Turkey's central bank maintained its policy stance, keeping its key rates unchanged, saying the current stance was appropriate to contain inflationary risks but "emphasized that any new data or information may lead the Committee to revise its stance."
The Central Bank of the Republic of Turkey (CBRT), which has tightened policy since May to protect its currency and contain inflation, said interbank money market rates would remain close to 7.75 percent while the weighted average cost of funding would be at 6.75 percent or above.
Turkey's central bank conducts a slightly unorthodox monetary policy and in November, for example, it dropped the reference to its one-week repo rate as a policy rate and started putting more emphasis on the overnight lending rate, which acts as a ceiling in it interest rate corridor.
The overnight lending rate was maintained at 7.75 percent while the borrowing rate, the floor in the corridor, was held at 3.5 percent along with the rate of borrowing facilities for primary dealers at 6.75 percent. The one-week repo rate was held at 4.5 percent.

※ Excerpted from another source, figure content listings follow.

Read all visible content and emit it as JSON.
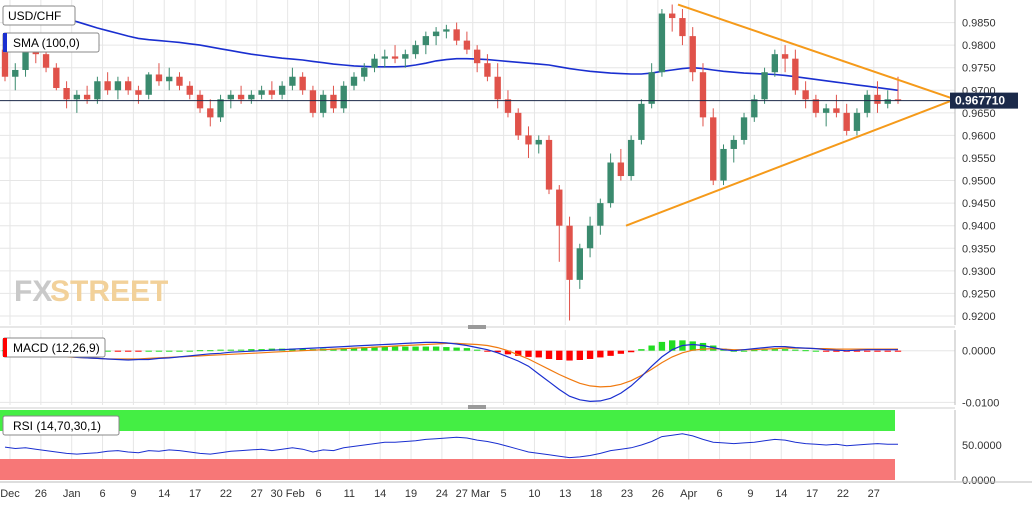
{
  "header": {
    "symbol": "USD/CHF"
  },
  "indicators": {
    "sma_label": "SMA (100,0)",
    "macd_label": "MACD (12,26,9)",
    "rsi_label": "RSI (14,70,30,1)"
  },
  "watermark": {
    "text_fx": "FX",
    "text_street": "STREET"
  },
  "colors": {
    "up_candle": "#3a8a6e",
    "down_candle": "#e0524a",
    "sma": "#1a2fd0",
    "trendline": "#f59a1a",
    "price_tag": "#1b2a4a",
    "macd_hist_up": "#22dd22",
    "macd_hist_down": "#ff0000",
    "rsi_overbought": "#44ee44",
    "rsi_oversold": "#f77777",
    "macd_line": "#1a2fd0",
    "signal_line": "#f07a10"
  },
  "chart_data": {
    "type": "candlestick",
    "title": "USD/CHF",
    "price_axis": {
      "ylim": [
        0.918,
        0.99
      ],
      "ticks": [
        "0.9850",
        "0.9800",
        "0.9750",
        "0.9700",
        "0.9650",
        "0.9600",
        "0.9550",
        "0.9500",
        "0.9450",
        "0.9400",
        "0.9350",
        "0.9300",
        "0.9250",
        "0.9200"
      ],
      "current_price": "0.967710"
    },
    "x_axis_labels": [
      "Dec",
      "26",
      "Jan",
      "6",
      "9",
      "14",
      "17",
      "22",
      "27",
      "30 Feb",
      "6",
      "11",
      "14",
      "19",
      "24",
      "27 Mar",
      "5",
      "10",
      "13",
      "18",
      "23",
      "26",
      "Apr",
      "6",
      "9",
      "14",
      "17",
      "22",
      "27"
    ],
    "candles": [
      [
        0.979,
        0.98,
        0.972,
        0.973
      ],
      [
        0.973,
        0.976,
        0.97,
        0.9745
      ],
      [
        0.9745,
        0.98,
        0.973,
        0.979
      ],
      [
        0.979,
        0.981,
        0.976,
        0.978
      ],
      [
        0.978,
        0.979,
        0.974,
        0.975
      ],
      [
        0.975,
        0.976,
        0.97,
        0.9705
      ],
      [
        0.9705,
        0.972,
        0.966,
        0.968
      ],
      [
        0.968,
        0.97,
        0.965,
        0.969
      ],
      [
        0.969,
        0.971,
        0.967,
        0.968
      ],
      [
        0.968,
        0.973,
        0.967,
        0.972
      ],
      [
        0.972,
        0.974,
        0.969,
        0.97
      ],
      [
        0.97,
        0.973,
        0.968,
        0.972
      ],
      [
        0.972,
        0.973,
        0.969,
        0.97
      ],
      [
        0.97,
        0.971,
        0.967,
        0.969
      ],
      [
        0.969,
        0.974,
        0.968,
        0.9735
      ],
      [
        0.9735,
        0.976,
        0.971,
        0.972
      ],
      [
        0.972,
        0.975,
        0.97,
        0.973
      ],
      [
        0.973,
        0.974,
        0.97,
        0.971
      ],
      [
        0.971,
        0.972,
        0.968,
        0.969
      ],
      [
        0.969,
        0.97,
        0.965,
        0.966
      ],
      [
        0.966,
        0.968,
        0.962,
        0.964
      ],
      [
        0.964,
        0.969,
        0.963,
        0.968
      ],
      [
        0.968,
        0.97,
        0.966,
        0.969
      ],
      [
        0.969,
        0.971,
        0.967,
        0.968
      ],
      [
        0.968,
        0.97,
        0.967,
        0.969
      ],
      [
        0.969,
        0.971,
        0.968,
        0.97
      ],
      [
        0.97,
        0.972,
        0.968,
        0.969
      ],
      [
        0.969,
        0.972,
        0.968,
        0.971
      ],
      [
        0.971,
        0.975,
        0.97,
        0.973
      ],
      [
        0.973,
        0.974,
        0.969,
        0.97
      ],
      [
        0.97,
        0.971,
        0.964,
        0.965
      ],
      [
        0.965,
        0.97,
        0.964,
        0.969
      ],
      [
        0.969,
        0.971,
        0.965,
        0.966
      ],
      [
        0.966,
        0.972,
        0.965,
        0.971
      ],
      [
        0.971,
        0.974,
        0.97,
        0.973
      ],
      [
        0.973,
        0.976,
        0.972,
        0.975
      ],
      [
        0.975,
        0.978,
        0.974,
        0.977
      ],
      [
        0.977,
        0.979,
        0.975,
        0.9775
      ],
      [
        0.9775,
        0.98,
        0.976,
        0.977
      ],
      [
        0.977,
        0.979,
        0.975,
        0.978
      ],
      [
        0.978,
        0.981,
        0.977,
        0.98
      ],
      [
        0.98,
        0.983,
        0.978,
        0.982
      ],
      [
        0.982,
        0.984,
        0.98,
        0.983
      ],
      [
        0.983,
        0.9845,
        0.9815,
        0.9835
      ],
      [
        0.9835,
        0.985,
        0.98,
        0.981
      ],
      [
        0.981,
        0.983,
        0.978,
        0.979
      ],
      [
        0.979,
        0.98,
        0.974,
        0.976
      ],
      [
        0.976,
        0.978,
        0.972,
        0.973
      ],
      [
        0.973,
        0.976,
        0.966,
        0.968
      ],
      [
        0.968,
        0.97,
        0.964,
        0.965
      ],
      [
        0.965,
        0.966,
        0.959,
        0.96
      ],
      [
        0.96,
        0.962,
        0.955,
        0.958
      ],
      [
        0.958,
        0.96,
        0.956,
        0.959
      ],
      [
        0.959,
        0.96,
        0.947,
        0.948
      ],
      [
        0.948,
        0.949,
        0.932,
        0.94
      ],
      [
        0.94,
        0.942,
        0.919,
        0.928
      ],
      [
        0.928,
        0.936,
        0.926,
        0.935
      ],
      [
        0.935,
        0.942,
        0.933,
        0.94
      ],
      [
        0.94,
        0.946,
        0.938,
        0.945
      ],
      [
        0.945,
        0.956,
        0.944,
        0.954
      ],
      [
        0.954,
        0.957,
        0.95,
        0.951
      ],
      [
        0.951,
        0.96,
        0.95,
        0.959
      ],
      [
        0.959,
        0.968,
        0.958,
        0.967
      ],
      [
        0.967,
        0.976,
        0.966,
        0.974
      ],
      [
        0.974,
        0.988,
        0.973,
        0.987
      ],
      [
        0.987,
        0.989,
        0.983,
        0.986
      ],
      [
        0.986,
        0.988,
        0.98,
        0.982
      ],
      [
        0.982,
        0.984,
        0.972,
        0.974
      ],
      [
        0.974,
        0.976,
        0.962,
        0.964
      ],
      [
        0.964,
        0.966,
        0.949,
        0.95
      ],
      [
        0.95,
        0.958,
        0.949,
        0.957
      ],
      [
        0.957,
        0.96,
        0.954,
        0.959
      ],
      [
        0.959,
        0.965,
        0.958,
        0.964
      ],
      [
        0.964,
        0.969,
        0.963,
        0.968
      ],
      [
        0.968,
        0.975,
        0.967,
        0.974
      ],
      [
        0.974,
        0.979,
        0.973,
        0.978
      ],
      [
        0.978,
        0.98,
        0.974,
        0.977
      ],
      [
        0.977,
        0.979,
        0.969,
        0.97
      ],
      [
        0.97,
        0.972,
        0.966,
        0.968
      ],
      [
        0.968,
        0.969,
        0.964,
        0.965
      ],
      [
        0.965,
        0.967,
        0.962,
        0.966
      ],
      [
        0.966,
        0.969,
        0.964,
        0.965
      ],
      [
        0.965,
        0.967,
        0.96,
        0.961
      ],
      [
        0.961,
        0.966,
        0.96,
        0.965
      ],
      [
        0.965,
        0.97,
        0.964,
        0.969
      ],
      [
        0.969,
        0.972,
        0.965,
        0.967
      ],
      [
        0.967,
        0.97,
        0.966,
        0.968
      ],
      [
        0.968,
        0.973,
        0.967,
        0.96771
      ]
    ],
    "sma_100": [
      0.988,
      0.9878,
      0.9876,
      0.9874,
      0.987,
      0.9866,
      0.986,
      0.9852,
      0.9845,
      0.9838,
      0.9832,
      0.9826,
      0.982,
      0.9815,
      0.9812,
      0.981,
      0.9808,
      0.9806,
      0.9803,
      0.98,
      0.9796,
      0.9792,
      0.9788,
      0.9784,
      0.978,
      0.9777,
      0.9774,
      0.9771,
      0.9769,
      0.9767,
      0.9764,
      0.9761,
      0.9758,
      0.9756,
      0.9754,
      0.9753,
      0.9752,
      0.9752,
      0.9752,
      0.9753,
      0.9756,
      0.976,
      0.9765,
      0.9768,
      0.977,
      0.977,
      0.9769,
      0.9768,
      0.9766,
      0.9764,
      0.9762,
      0.976,
      0.9758,
      0.9756,
      0.9752,
      0.9748,
      0.9745,
      0.9742,
      0.974,
      0.9738,
      0.9737,
      0.9736,
      0.9736,
      0.9738,
      0.9742,
      0.9745,
      0.9748,
      0.975,
      0.9748,
      0.9745,
      0.9742,
      0.974,
      0.9738,
      0.9737,
      0.9736,
      0.9735,
      0.9733,
      0.973,
      0.9727,
      0.9724,
      0.9721,
      0.9718,
      0.9715,
      0.9712,
      0.9709,
      0.9706,
      0.9703,
      0.97
    ],
    "trendlines": [
      {
        "from": [
          0.989
        ],
        "to": [
          0.968
        ]
      },
      {
        "from": [
          0.94
        ],
        "to": [
          0.968
        ]
      }
    ],
    "macd": {
      "ticks": [
        "0.0000",
        "-0.0100"
      ],
      "ylim": [
        -0.0105,
        0.004
      ],
      "histogram": [
        0.0001,
        0.0,
        -0.0001,
        -0.0001,
        -0.0001,
        -0.0002,
        -0.0002,
        -0.0001,
        -0.0001,
        0.0,
        0.0,
        -0.0001,
        -0.0001,
        -0.0001,
        0.0,
        0.0,
        0.0,
        0.0,
        0.0,
        0.0001,
        0.0001,
        0.0002,
        0.0002,
        0.0002,
        0.0003,
        0.0003,
        0.0004,
        0.0004,
        0.0004,
        0.0004,
        0.0003,
        0.0004,
        0.0004,
        0.0005,
        0.0006,
        0.0007,
        0.0008,
        0.0008,
        0.0008,
        0.0008,
        0.0008,
        0.0008,
        0.0008,
        0.0007,
        0.0006,
        0.0005,
        0.0002,
        -0.0001,
        -0.0003,
        -0.0007,
        -0.001,
        -0.0012,
        -0.0013,
        -0.0016,
        -0.0018,
        -0.0019,
        -0.0018,
        -0.0016,
        -0.0013,
        -0.001,
        -0.0006,
        -0.0003,
        0.0003,
        0.001,
        0.0017,
        0.002,
        0.002,
        0.0018,
        0.0015,
        0.001,
        0.0004,
        0.0,
        0.0,
        0.0001,
        0.0002,
        0.0003,
        0.0003,
        0.0002,
        0.0001,
        0.0,
        -0.0001,
        -0.0002,
        -0.0002,
        -0.0001,
        -0.0001,
        -0.0001,
        -0.0001,
        -0.0001
      ],
      "macd_line": [
        0.001,
        0.0005,
        0.0002,
        -0.0002,
        -0.0005,
        -0.0008,
        -0.0011,
        -0.0013,
        -0.0014,
        -0.0015,
        -0.0016,
        -0.0017,
        -0.0018,
        -0.0017,
        -0.0017,
        -0.0015,
        -0.0014,
        -0.0012,
        -0.001,
        -0.0008,
        -0.0006,
        -0.0005,
        -0.0003,
        -0.0002,
        -0.0001,
        0.0,
        0.0001,
        0.0002,
        0.0003,
        0.0004,
        0.0005,
        0.0006,
        0.0007,
        0.0008,
        0.0009,
        0.001,
        0.0011,
        0.0012,
        0.0013,
        0.0014,
        0.0015,
        0.0016,
        0.0016,
        0.0015,
        0.0013,
        0.001,
        0.0006,
        0.0002,
        -0.0004,
        -0.0012,
        -0.002,
        -0.003,
        -0.0045,
        -0.006,
        -0.0075,
        -0.0088,
        -0.0095,
        -0.0098,
        -0.0097,
        -0.0092,
        -0.0082,
        -0.0068,
        -0.005,
        -0.003,
        -0.0012,
        0.0002,
        0.001,
        0.0012,
        0.001,
        0.0006,
        0.0002,
        0.0,
        0.0002,
        0.0004,
        0.0006,
        0.0008,
        0.0008,
        0.0006,
        0.0005,
        0.0004,
        0.0002,
        0.0001,
        0.0,
        0.0001,
        0.0002,
        0.0002,
        0.0002,
        0.0002
      ],
      "signal_line": [
        0.0,
        -0.0002,
        -0.0004,
        -0.0006,
        -0.0008,
        -0.001,
        -0.0012,
        -0.0013,
        -0.0014,
        -0.0015,
        -0.0016,
        -0.0016,
        -0.0016,
        -0.0016,
        -0.0015,
        -0.0014,
        -0.0013,
        -0.0012,
        -0.0011,
        -0.001,
        -0.0009,
        -0.0008,
        -0.0007,
        -0.0006,
        -0.0005,
        -0.0004,
        -0.0003,
        -0.0002,
        -0.0001,
        0.0,
        0.0001,
        0.0002,
        0.0003,
        0.0004,
        0.0005,
        0.0006,
        0.0007,
        0.0008,
        0.0009,
        0.001,
        0.0011,
        0.0012,
        0.0013,
        0.0014,
        0.0014,
        0.0013,
        0.0012,
        0.001,
        0.0006,
        0.0,
        -0.0008,
        -0.0016,
        -0.0026,
        -0.0036,
        -0.0046,
        -0.0055,
        -0.0063,
        -0.0068,
        -0.007,
        -0.0069,
        -0.0065,
        -0.0058,
        -0.0048,
        -0.0036,
        -0.0023,
        -0.0012,
        -0.0004,
        0.0001,
        0.0003,
        0.0004,
        0.0003,
        0.0002,
        0.0002,
        0.0002,
        0.0003,
        0.0004,
        0.0005,
        0.0005,
        0.0005,
        0.0004,
        0.0004,
        0.0003,
        0.0003,
        0.0003,
        0.0003,
        0.0003,
        0.0003,
        0.0003
      ]
    },
    "rsi": {
      "ticks": [
        "50.0000",
        "0.0000"
      ],
      "ylim": [
        0,
        100
      ],
      "overbought": 70,
      "oversold": 30,
      "values": [
        47,
        45,
        46,
        44,
        42,
        40,
        38,
        37,
        38,
        39,
        41,
        42,
        40,
        39,
        42,
        41,
        43,
        42,
        40,
        38,
        37,
        39,
        41,
        42,
        43,
        44,
        42,
        44,
        46,
        44,
        40,
        43,
        42,
        46,
        48,
        50,
        52,
        54,
        54,
        55,
        56,
        58,
        59,
        60,
        61,
        60,
        57,
        55,
        52,
        48,
        44,
        40,
        38,
        36,
        34,
        32,
        33,
        35,
        38,
        42,
        44,
        46,
        50,
        55,
        62,
        64,
        66,
        63,
        58,
        54,
        53,
        52,
        53,
        54,
        56,
        58,
        57,
        54,
        52,
        51,
        50,
        51,
        49,
        50,
        51,
        52,
        51,
        51
      ]
    }
  }
}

Turkey's inflation rate, which has been boosted by a depreciation of its lira since the U.S. Federal Reserve warned it May that it was considering tapering its asset purchases, has declined in recent months and fell further to 7.3 percent in November from 7.71 percent in October.
"Inflation is expected to fall further in the forthcoming period," the central bank said, adding that core inflation may hover above the bank's 5.0 percent target "for some time."
In its latest inflation forecast from this month, the central bank revised upward its inflation forecast to 6.8 percent by end-2013 and 5.3 percent end-2014, partly due to exchange rate changes and higher oil price assumptions.
"The Committee stated that the cautious monetary policy stance should be maintained until the inflation outlook is in line with the medium term targets," the bank said.
But the bank also said that domestic demand and exports were continuing to grow at a moderate pace and the "moderate decline in the current account deficit excluding gold trade is expected to continue."
Turkey's Gross Domestic Product rose by 0.9 percent in the third quarter from the second quarter for annual growth of 4.4 percent while the current account narrowed to US$ 2.89 billion in October from $3.37 billion in September.